At an early age this Christian princess of Brittany took a vow of chastity. Then the pagan King of England, on behalf of Ethereus, his brave and good-looking son, asked for her hand in marriage. Her father did not dare refuse, though he knew what Ursula had promised herself or her God. Ursula accepted, on three presumably impossible conditions; that she should be provided with a thousand servant-girls and ten noble ladies in waiting, each of whom should also have a thousand servant-girls, all virgins; that she should be allowed to travel with them for three years before her wedding; and that her future husband and his court should join her religion.

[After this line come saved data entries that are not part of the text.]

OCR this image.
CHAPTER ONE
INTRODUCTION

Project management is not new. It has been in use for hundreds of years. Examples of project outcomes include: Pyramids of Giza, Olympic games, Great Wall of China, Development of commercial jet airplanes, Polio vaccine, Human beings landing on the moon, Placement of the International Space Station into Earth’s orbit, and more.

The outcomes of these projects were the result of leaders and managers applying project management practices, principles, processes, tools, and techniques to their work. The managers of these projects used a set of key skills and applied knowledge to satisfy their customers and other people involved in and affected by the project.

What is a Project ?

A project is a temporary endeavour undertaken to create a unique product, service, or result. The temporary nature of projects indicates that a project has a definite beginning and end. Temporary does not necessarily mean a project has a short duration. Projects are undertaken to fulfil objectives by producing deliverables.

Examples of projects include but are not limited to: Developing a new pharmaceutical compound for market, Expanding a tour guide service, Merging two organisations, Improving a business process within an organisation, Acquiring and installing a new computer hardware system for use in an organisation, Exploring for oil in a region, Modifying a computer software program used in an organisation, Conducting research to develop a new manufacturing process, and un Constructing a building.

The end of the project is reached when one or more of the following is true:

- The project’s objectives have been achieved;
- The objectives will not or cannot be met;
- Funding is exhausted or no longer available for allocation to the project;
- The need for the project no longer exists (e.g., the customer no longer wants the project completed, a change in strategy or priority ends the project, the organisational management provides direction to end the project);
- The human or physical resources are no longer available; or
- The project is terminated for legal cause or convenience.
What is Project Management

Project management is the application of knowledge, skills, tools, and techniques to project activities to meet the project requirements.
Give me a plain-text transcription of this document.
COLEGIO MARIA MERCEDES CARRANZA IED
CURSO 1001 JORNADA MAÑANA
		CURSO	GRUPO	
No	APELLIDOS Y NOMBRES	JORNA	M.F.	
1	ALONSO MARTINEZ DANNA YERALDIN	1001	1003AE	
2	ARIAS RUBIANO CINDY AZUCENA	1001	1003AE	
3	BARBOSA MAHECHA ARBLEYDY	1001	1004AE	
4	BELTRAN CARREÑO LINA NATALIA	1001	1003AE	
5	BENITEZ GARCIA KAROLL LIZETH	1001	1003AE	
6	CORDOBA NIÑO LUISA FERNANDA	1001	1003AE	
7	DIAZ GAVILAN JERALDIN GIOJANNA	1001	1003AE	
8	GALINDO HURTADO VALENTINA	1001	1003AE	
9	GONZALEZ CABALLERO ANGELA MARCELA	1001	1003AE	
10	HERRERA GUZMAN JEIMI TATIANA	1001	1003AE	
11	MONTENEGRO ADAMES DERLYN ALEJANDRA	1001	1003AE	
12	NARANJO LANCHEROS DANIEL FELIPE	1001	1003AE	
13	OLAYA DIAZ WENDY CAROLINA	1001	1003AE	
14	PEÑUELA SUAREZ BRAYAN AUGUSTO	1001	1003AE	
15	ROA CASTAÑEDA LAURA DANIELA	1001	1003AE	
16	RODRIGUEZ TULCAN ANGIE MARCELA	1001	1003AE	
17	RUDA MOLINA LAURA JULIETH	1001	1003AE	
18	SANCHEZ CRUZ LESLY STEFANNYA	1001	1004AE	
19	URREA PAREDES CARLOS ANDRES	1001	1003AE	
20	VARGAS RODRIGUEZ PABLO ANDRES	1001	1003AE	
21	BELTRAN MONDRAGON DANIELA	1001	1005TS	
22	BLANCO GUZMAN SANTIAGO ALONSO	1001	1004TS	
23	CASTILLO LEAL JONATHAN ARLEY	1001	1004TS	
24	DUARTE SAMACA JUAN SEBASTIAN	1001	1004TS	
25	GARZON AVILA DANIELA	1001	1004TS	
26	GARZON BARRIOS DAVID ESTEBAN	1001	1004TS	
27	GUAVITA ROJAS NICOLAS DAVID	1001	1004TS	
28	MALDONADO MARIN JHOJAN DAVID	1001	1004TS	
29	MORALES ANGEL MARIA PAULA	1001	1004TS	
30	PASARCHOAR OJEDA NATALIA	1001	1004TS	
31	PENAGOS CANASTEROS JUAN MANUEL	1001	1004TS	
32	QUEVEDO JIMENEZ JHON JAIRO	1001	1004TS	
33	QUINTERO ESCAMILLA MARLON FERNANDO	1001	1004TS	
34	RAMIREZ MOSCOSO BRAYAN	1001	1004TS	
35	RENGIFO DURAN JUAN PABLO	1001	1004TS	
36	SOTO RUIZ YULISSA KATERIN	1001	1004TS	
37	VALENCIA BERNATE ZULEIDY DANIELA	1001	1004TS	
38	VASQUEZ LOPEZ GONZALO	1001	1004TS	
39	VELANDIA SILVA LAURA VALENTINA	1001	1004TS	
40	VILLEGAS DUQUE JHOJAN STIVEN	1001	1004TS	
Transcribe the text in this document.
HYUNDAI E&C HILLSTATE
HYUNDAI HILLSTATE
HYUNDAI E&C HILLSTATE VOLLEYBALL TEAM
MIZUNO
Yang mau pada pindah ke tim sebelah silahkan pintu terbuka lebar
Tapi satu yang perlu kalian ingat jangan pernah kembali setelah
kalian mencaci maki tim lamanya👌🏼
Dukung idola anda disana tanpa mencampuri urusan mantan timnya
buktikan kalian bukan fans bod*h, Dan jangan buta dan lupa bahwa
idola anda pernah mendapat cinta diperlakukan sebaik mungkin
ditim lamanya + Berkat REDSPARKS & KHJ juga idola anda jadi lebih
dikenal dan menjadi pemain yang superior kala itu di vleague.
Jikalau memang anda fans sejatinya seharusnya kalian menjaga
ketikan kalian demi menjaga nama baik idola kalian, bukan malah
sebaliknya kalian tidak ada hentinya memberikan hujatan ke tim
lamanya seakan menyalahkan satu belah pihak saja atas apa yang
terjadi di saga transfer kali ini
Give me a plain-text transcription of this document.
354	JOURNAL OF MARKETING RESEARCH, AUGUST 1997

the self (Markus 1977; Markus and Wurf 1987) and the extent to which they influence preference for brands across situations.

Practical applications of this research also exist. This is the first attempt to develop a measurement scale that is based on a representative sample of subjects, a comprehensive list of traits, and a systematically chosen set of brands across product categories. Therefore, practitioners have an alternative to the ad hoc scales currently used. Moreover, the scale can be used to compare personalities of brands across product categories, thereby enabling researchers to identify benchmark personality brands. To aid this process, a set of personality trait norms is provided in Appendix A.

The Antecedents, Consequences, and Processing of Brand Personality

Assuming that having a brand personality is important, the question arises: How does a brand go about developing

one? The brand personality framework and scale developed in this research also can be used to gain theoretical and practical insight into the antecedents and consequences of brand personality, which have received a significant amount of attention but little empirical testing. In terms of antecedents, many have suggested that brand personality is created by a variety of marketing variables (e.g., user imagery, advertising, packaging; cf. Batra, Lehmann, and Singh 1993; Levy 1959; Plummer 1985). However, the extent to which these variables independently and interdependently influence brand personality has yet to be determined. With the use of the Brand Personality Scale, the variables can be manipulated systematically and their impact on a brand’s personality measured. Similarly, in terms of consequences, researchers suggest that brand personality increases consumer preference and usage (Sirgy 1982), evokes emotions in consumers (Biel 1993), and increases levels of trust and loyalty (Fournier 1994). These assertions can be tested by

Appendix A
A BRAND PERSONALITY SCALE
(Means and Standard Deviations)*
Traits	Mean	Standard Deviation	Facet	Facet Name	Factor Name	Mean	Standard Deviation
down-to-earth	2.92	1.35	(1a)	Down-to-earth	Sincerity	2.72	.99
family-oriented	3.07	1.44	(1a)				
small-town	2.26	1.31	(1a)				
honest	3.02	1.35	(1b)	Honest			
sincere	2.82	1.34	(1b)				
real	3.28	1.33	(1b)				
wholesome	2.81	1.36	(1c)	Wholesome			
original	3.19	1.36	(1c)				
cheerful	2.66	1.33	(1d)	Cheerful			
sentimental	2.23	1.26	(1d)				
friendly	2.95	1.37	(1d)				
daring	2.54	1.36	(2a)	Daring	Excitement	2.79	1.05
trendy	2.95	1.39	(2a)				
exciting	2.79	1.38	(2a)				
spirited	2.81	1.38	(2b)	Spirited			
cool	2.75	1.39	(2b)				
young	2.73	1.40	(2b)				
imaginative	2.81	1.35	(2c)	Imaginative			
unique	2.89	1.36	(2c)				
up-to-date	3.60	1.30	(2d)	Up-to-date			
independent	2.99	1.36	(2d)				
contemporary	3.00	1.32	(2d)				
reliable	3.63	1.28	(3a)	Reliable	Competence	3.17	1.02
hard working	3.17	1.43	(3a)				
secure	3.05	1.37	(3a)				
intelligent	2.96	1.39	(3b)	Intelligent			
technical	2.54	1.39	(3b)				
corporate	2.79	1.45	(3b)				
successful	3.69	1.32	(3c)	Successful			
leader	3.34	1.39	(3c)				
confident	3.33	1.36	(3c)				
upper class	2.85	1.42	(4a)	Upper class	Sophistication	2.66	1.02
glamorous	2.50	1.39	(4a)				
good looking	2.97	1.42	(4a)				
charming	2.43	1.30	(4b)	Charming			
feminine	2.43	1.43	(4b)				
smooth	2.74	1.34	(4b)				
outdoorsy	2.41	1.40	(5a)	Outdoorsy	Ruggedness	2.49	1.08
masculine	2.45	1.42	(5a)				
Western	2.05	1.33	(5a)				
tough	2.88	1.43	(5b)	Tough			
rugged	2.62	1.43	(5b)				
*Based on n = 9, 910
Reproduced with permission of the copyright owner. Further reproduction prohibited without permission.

To her astonishment, the English consented, and were baptized, and immediately sent the multitude of young women across the Channel. A throne was erected in a flowery meadow; the princess made a speech so eloquent that all were in a fit state of mind to be baptized at once, in a stream; then they all set out across France, over the Alps, to Rome on foot. Impatient Prince Ethereus had also come to Rome, by another route; but having knelt with her at the pope's feet, he had no further interest in merely becoming her husband.
Now the host of young ladies crossed the Alps again and sailed down the Rhine. In Cologne, unfortunately, they met an army of the Huns. Though the business of this army was the killing of Christians, when the soldiers saw all the boats full of attractive girls, they very nearly disobeyed orders. Ethereus was killed first, naturally. The Hun king then declared his willingness to marry and spare Ursula, but she preferred to follow her pure servants into a purer world, toward which the painful first step did not seem to her to count at all.
Perhaps the number "eleven thousand" is incorrect; it has been suggested that XIMV meant XI Martyred Virgins, and was misinterpreted by some copyist.
Ursula is the patroness of school-girls and school-teachers.
As our flight to Bangkok was not going to leave Shanghai until 17:30, Linda and I had our last Chinese meal in the Canton Restaurant: the 57th floor place where we had dinner upon first arriving in Shanghai.
An uneventful car ride to the airport followed.
The check-in at the airport for the Thai flight to Bangkok was speedy enough. It was the long lines through the exit holes that ate up the time. The minions who today worked behind the "immigration" booths seemed reluctant to allow anyone to leave China unless they had a damn good reason to go abroad.
But, past the stamp pads and the Fison machines lay an astonishing visual treat for both of us. Just before our flight Linda and I walked into an anachronistic airport relic. Curiously, China Eastern Airlines (one successor to CAAC) still staffs waiting lounges that must date back to the days of the old Jimmy Doolittle (did I spell that guy right?) hand-me-downs. Wicker benches ... tea pots ... ceiling fans ... and chalk-board departure notices. And hundreds of giant vases all over the place. The vases have no decorative pretenses. Foreigners left them there. You see, when saying goodbye to guests it used to be the quaint habit of their Chinese hosts to press something of value into their hands. As Chinese porcelain factories, under weird production plans, were spinning out pots, vases and pans that could find no domestic home it was only natural that they be adopted-out and sent on their way via departing foreigners. Well, the departing foreigners, once free from the gaze of their hosts easily abandoned the clay orphans on their way to the boarding gates.
On the flight to Bangkok I started to watch "The Rocky Marciano Story." I probably have the name wrong. Anyway, it was a movie about the Italian boxer who had a fixation with cash. Soon into it I switched my attention to the in-flight moving map.
We arrived at The Oriental in time to go to bed.